/smallmatter-package

Sample wrappers to streamline data-science tasks using Python toolkits (such as pandas, matplotlib, etc.) on AWS.

Primary LanguagePythonMIT No AttributionMIT-0

smallmatter Python package

Wrappers to streamline data-science tasks using Python toolkits (such as pandas, matplotlib, etc.).

The intent is to improve the ergonomics of data science exploration and implementation, by simplifying repetitive tasks such as checking data types (i.e., data quality), procedural subplots, consistent interface to local filesystem and Amazon S3, etc.

Capabilities (non-exhaustive list):

  • smallmatter.pathlib.Path2: pathlib-compatible interface to abstract certain single-file operations on local filesystem and Amazon S3.

  • smallmatter.pathlib.S3Path: pathlib-compatible interface to abstract certain single-file operations on Amazon S3.

  • smallmatter.sm: utilities for Amazon SageMaker

    • smallmatter.sm.FrameworkProcessor: a prototype to support SageMaker Python processing jobs that accept multiple files. This is done through source_dir, depedencies, requirements.txt, and git_config, similar to SageMaker estimator APIs. Furthermore, this FrameworkProcessor supports the SageMaker managed framework containers (i.e., MXNet, PyTorch, TensorFlow, Scikit-learn, and XGBoost).

      It aims to give you the familiar workflow of (1) instantiate a processor, then immediately (2) call the run(...) method.

      Here's an example on how to use this FrameworkProcessor class -- right now, the example is a .py file as opposed to .ipynb. Run the Python example using this shell script. You need to update the shell script S3 prefix and SageMaker execution role, and optionally choose your preferred framework container.

      --s3-prefix <s3://bucket/prefix/sagemaker>
      --role <arn:aws:iam::111122223333:role/service-role/my-amazon-sagemaker-execution-role-1234>
      
      # Optional: Update with your preferred container, it is Pytorch here
      --framework_version 1.6.0
      sagemaker.pytorch.estimator.PyTorch

      It slightly changes the processing API by adding a SageMaker Framework estimator, which was done for two purposes: (1) auto-detect container uri, and (2) re-use the packaging mechanism in the estimator to upload to s3://.../sourcedir.tar.gz.

    • PyTestHelpers: intended to run pytest tests on a git repo with multiple SageMaker sourcedirs.

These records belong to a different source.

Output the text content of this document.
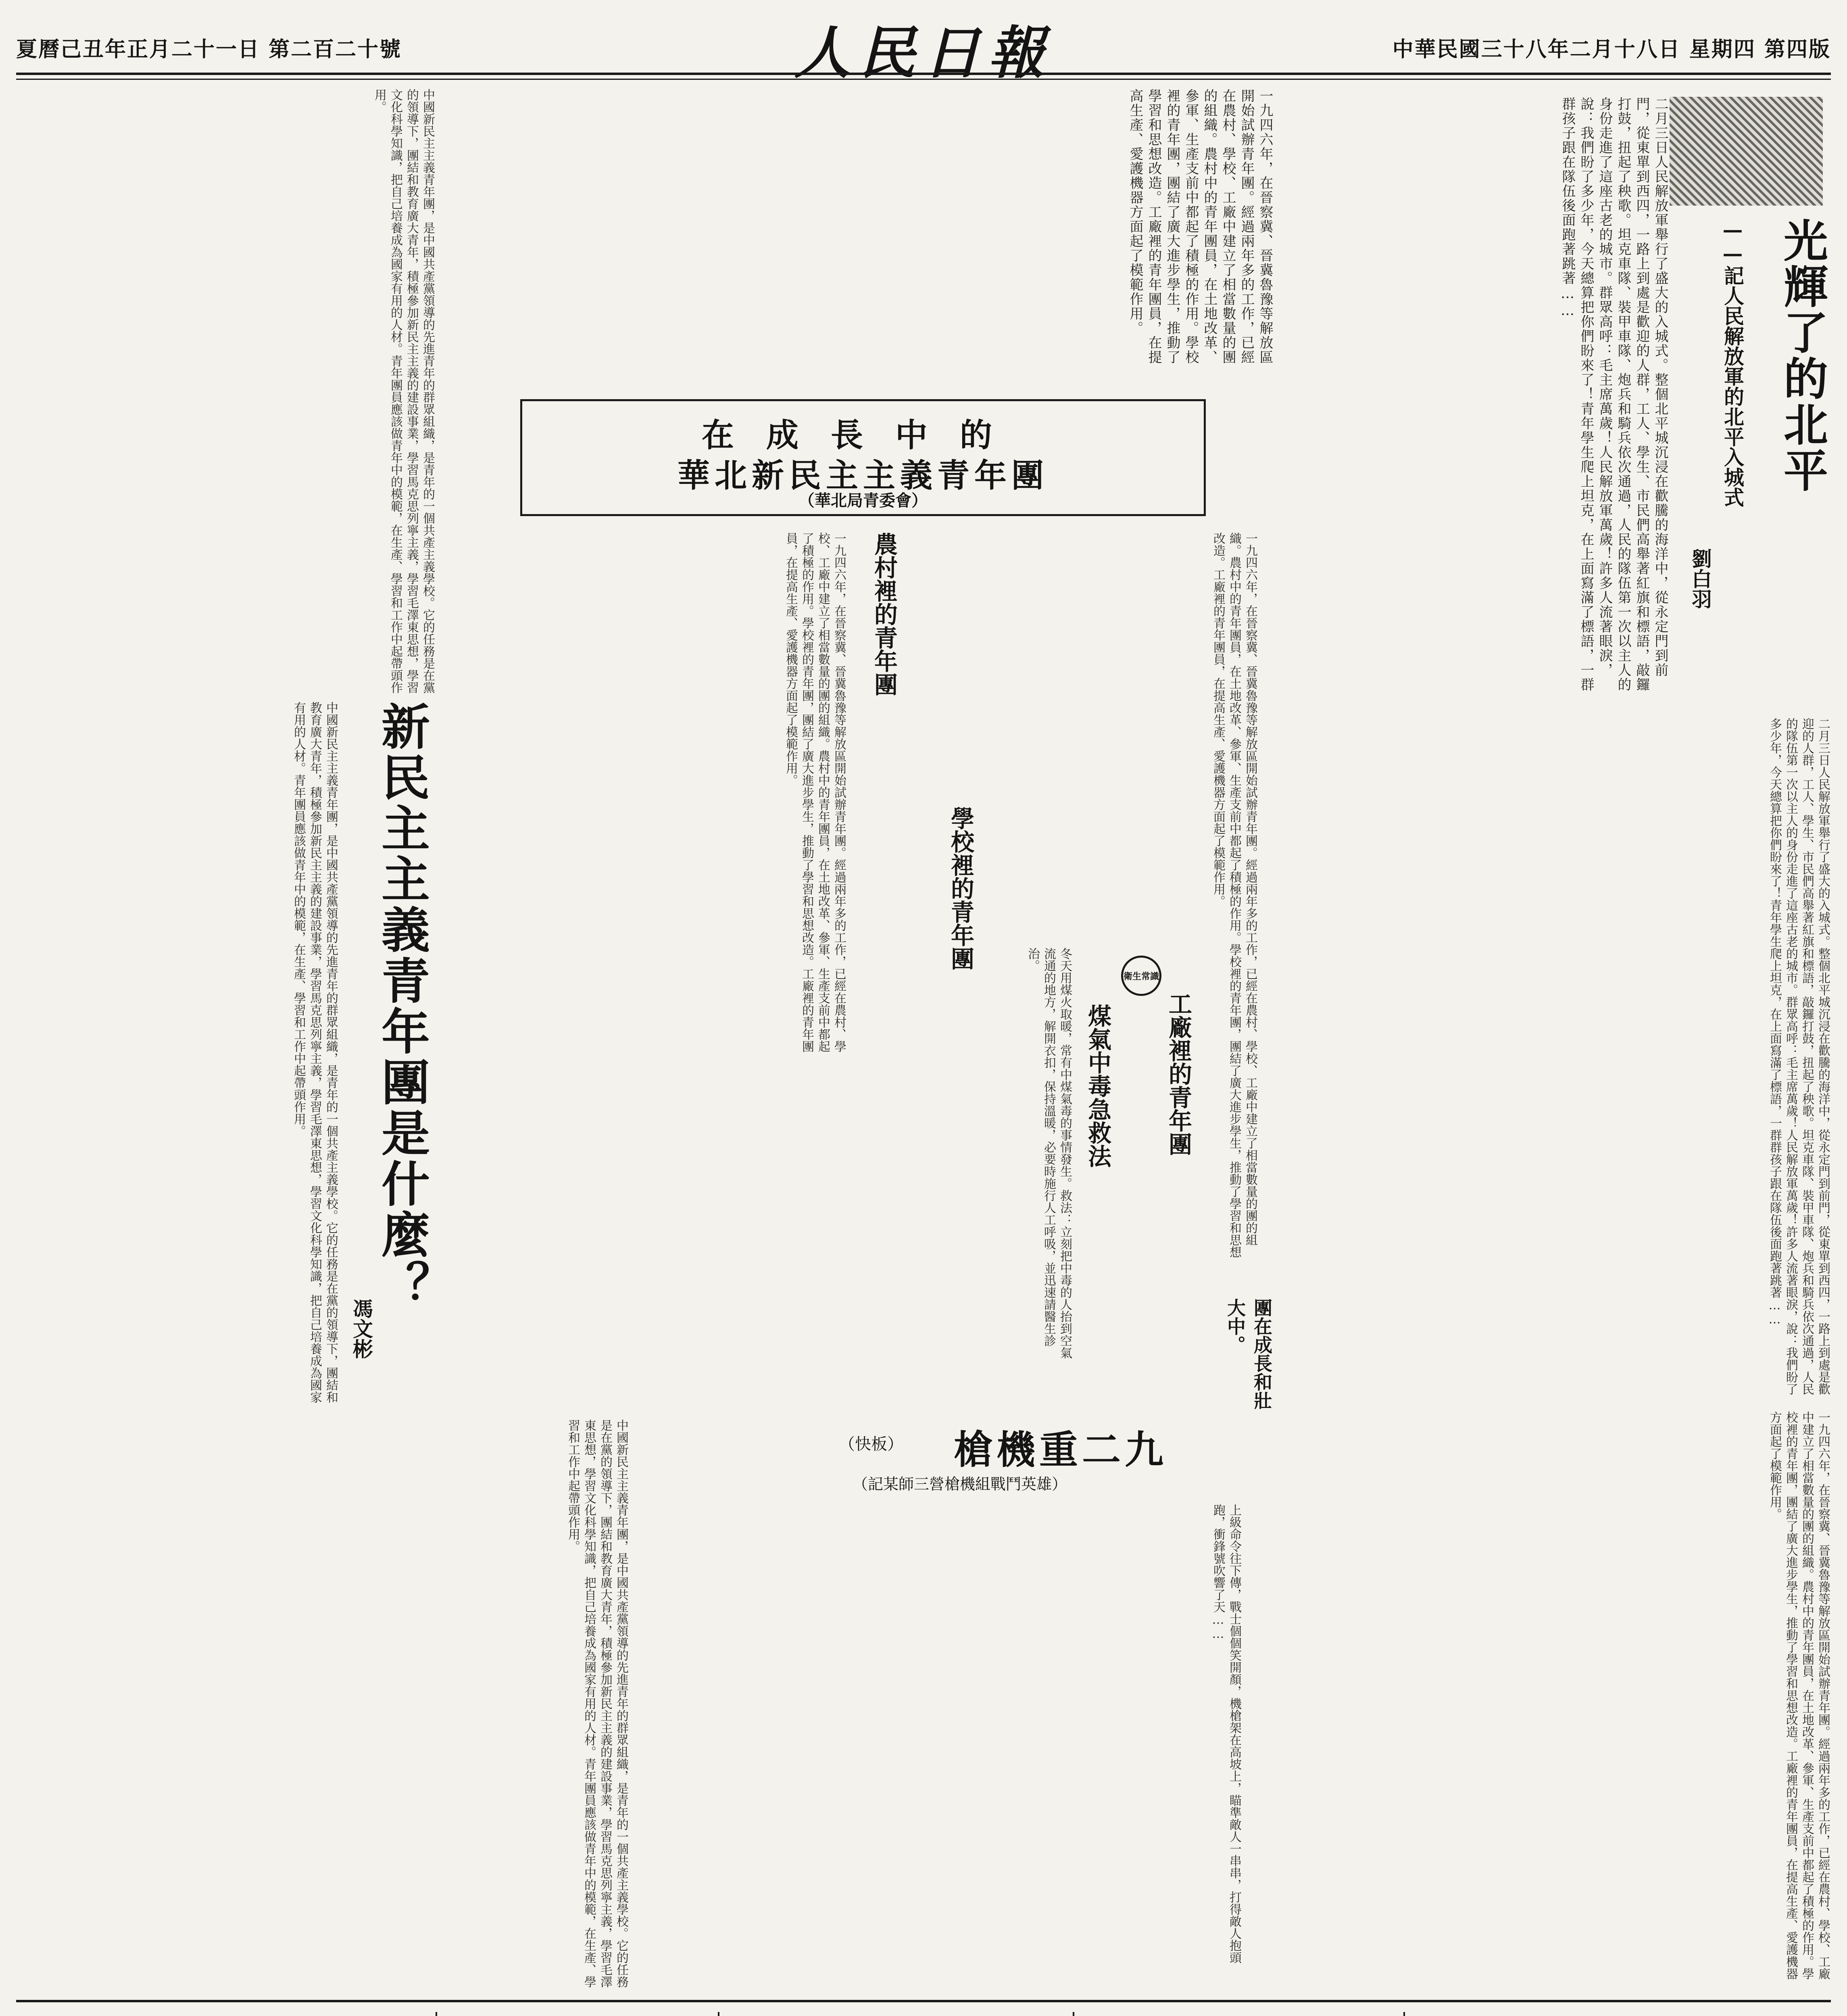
夏曆己丑年正月二十一日 第二百二十號	人民日報	中華民國三十八年二月十八日 星期四 第四版
光輝了的北平
——記人民解放軍的北平入城式
劉白羽
二月三日人民解放軍舉行了盛大的入城式。整個北平城沉浸在歡騰的海洋中，從永定門到前門，從東單到西四，一路上到處是歡迎的人群，工人、學生、市民們高舉著紅旗和標語，敲鑼打鼓，扭起了秧歌。坦克車隊、裝甲車隊、炮兵和騎兵依次通過，人民的隊伍第一次以主人的身份走進了這座古老的城市。群眾高呼：毛主席萬歲！人民解放軍萬歲！許多人流著眼淚，說：我們盼了多少年，今天總算把你們盼來了！青年學生爬上坦克，在上面寫滿了標語，一群群孩子跟在隊伍後面跑著跳著……
一九四六年，在晉察冀、晉冀魯豫等解放區開始試辦青年團。經過兩年多的工作，已經在農村、學校、工廠中建立了相當數量的團的組織。農村中的青年團員，在土地改革、參軍、生產支前中都起了積極的作用。學校裡的青年團，團結了廣大進步學生，推動了學習和思想改造。工廠裡的青年團員，在提高生產、愛護機器方面起了模範作用。
在成長中的
華北新民主主義青年團
（華北局青委會）
農村裡的青年團
學校裡的青年團
工廠裡的青年團
團在成長和壯大中。
一九四六年，在晉察冀、晉冀魯豫等解放區開始試辦青年團。經過兩年多的工作，已經在農村、學校、工廠中建立了相當數量的團的組織。農村中的青年團員，在土地改革、參軍、生產支前中都起了積極的作用。學校裡的青年團，團結了廣大進步學生，推動了學習和思想改造。工廠裡的青年團員，在提高生產、愛護機器方面起了模範作用。	一九四六年，在晉察冀、晉冀魯豫等解放區開始試辦青年團。經過兩年多的工作，已經在農村、學校、工廠中建立了相當數量的團的組織。農村中的青年團員，在土地改革、參軍、生產支前中都起了積極的作用。學校裡的青年團，團結了廣大進步學生，推動了學習和思想改造。工廠裡的青年團員，在提高生產、愛護機器方面起了模範作用。
中國新民主主義青年團，是中國共產黨領導的先進青年的群眾組織，是青年的一個共產主義學校。它的任務是在黨的領導下，團結和教育廣大青年，積極參加新民主主義的建設事業，學習馬克思列寧主義，學習毛澤東思想，學習文化科學知識，把自己培養成為國家有用的人材。青年團員應該做青年中的模範，在生產、學習和工作中起帶頭作用。
新民主主義青年團是什麼？
馮文彬
中國新民主主義青年團，是中國共產黨領導的先進青年的群眾組織，是青年的一個共產主義學校。它的任務是在黨的領導下，團結和教育廣大青年，積極參加新民主主義的建設事業，學習馬克思列寧主義，學習毛澤東思想，學習文化科學知識，把自己培養成為國家有用的人材。青年團員應該做青年中的模範，在生產、學習和工作中起帶頭作用。	衛生常識
煤氣中毒急救法
冬天用煤火取暖，常有中煤氣毒的事情發生。救法：立刻把中毒的人抬到空氣流通的地方，解開衣扣，保持溫暖，必要時施行人工呼吸，並迅速請醫生診治。
槍機重二九
（快板）
（記某師三營槍機組戰鬥英雄）
上級命令往下傳，戰士個個笑開顏，機槍架在高坡上，瞄準敵人一串串，打得敵人抱頭跑，衝鋒號吹響了天……
二月三日人民解放軍舉行了盛大的入城式。整個北平城沉浸在歡騰的海洋中，從永定門到前門，從東單到西四，一路上到處是歡迎的人群，工人、學生、市民們高舉著紅旗和標語，敲鑼打鼓，扭起了秧歌。坦克車隊、裝甲車隊、炮兵和騎兵依次通過，人民的隊伍第一次以主人的身份走進了這座古老的城市。群眾高呼：毛主席萬歲！人民解放軍萬歲！許多人流著眼淚，說：我們盼了多少年，今天總算把你們盼來了！青年學生爬上坦克，在上面寫滿了標語，一群群孩子跟在隊伍後面跑著跳著……
一九四六年，在晉察冀、晉冀魯豫等解放區開始試辦青年團。經過兩年多的工作，已經在農村、學校、工廠中建立了相當數量的團的組織。農村中的青年團員，在土地改革、參軍、生產支前中都起了積極的作用。學校裡的青年團，團結了廣大進步學生，推動了學習和思想改造。工廠裡的青年團員，在提高生產、愛護機器方面起了模範作用。
中國新民主主義青年團，是中國共產黨領導的先進青年的群眾組織，是青年的一個共產主義學校。它的任務是在黨的領導下，團結和教育廣大青年，積極參加新民主主義的建設事業，學習馬克思列寧主義，學習毛澤東思想，學習文化科學知識，把自己培養成為國家有用的人材。青年團員應該做青年中的模範，在生產、學習和工作中起帶頭作用。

    • get_sm_execution_role(): an opinionated function to unify fetching the execution role inside and outside of a notebook instance.

  • smallmatter.typecheck: check possible dtypes of a csv file.

    • For each column, list the auto-detected dtypes. Useful to check data for data qualities (e.g., mixed-in strings and numbers in the same column).
    • Generate html reports of the auto-detected dtypes.
    • CLI interface to generate those html reports.
  • smallmatter.ds: for rapid prototyping of some data science tasks.

    • SimpleMatrixPlotter: a simpler helper class to fill-in subplots one after another.
    • MontagePager: a pager to group and save subplots into multiple montage image files.
    • DFBuilder: a helper class to build a Pandas dataframe incrementally, row-by-row.
    • json_np_converter: convert numpy values to JSON-compliant data type.
    • PyExec: typical use-case: to implement a data dictionary or config files that can mix-in Python code to construct certain variables.
  • bin/pp.sh: standard template to run pandas-profiling.

Installation

pip install \
    'git+https://github.com/aws-samples/smallmatter-package@v0.1.0#egg=smallmatter'

# Install extras capability; need the single quotes.
pip install \
    'git+https://github.com/aws-samples/smallmatter-package@v0.1.0#egg=smallmatter[all]'

Security

See CONTRIBUTING for more information.

License

This library is licensed under the MIT-0 License. See the LICENSE file.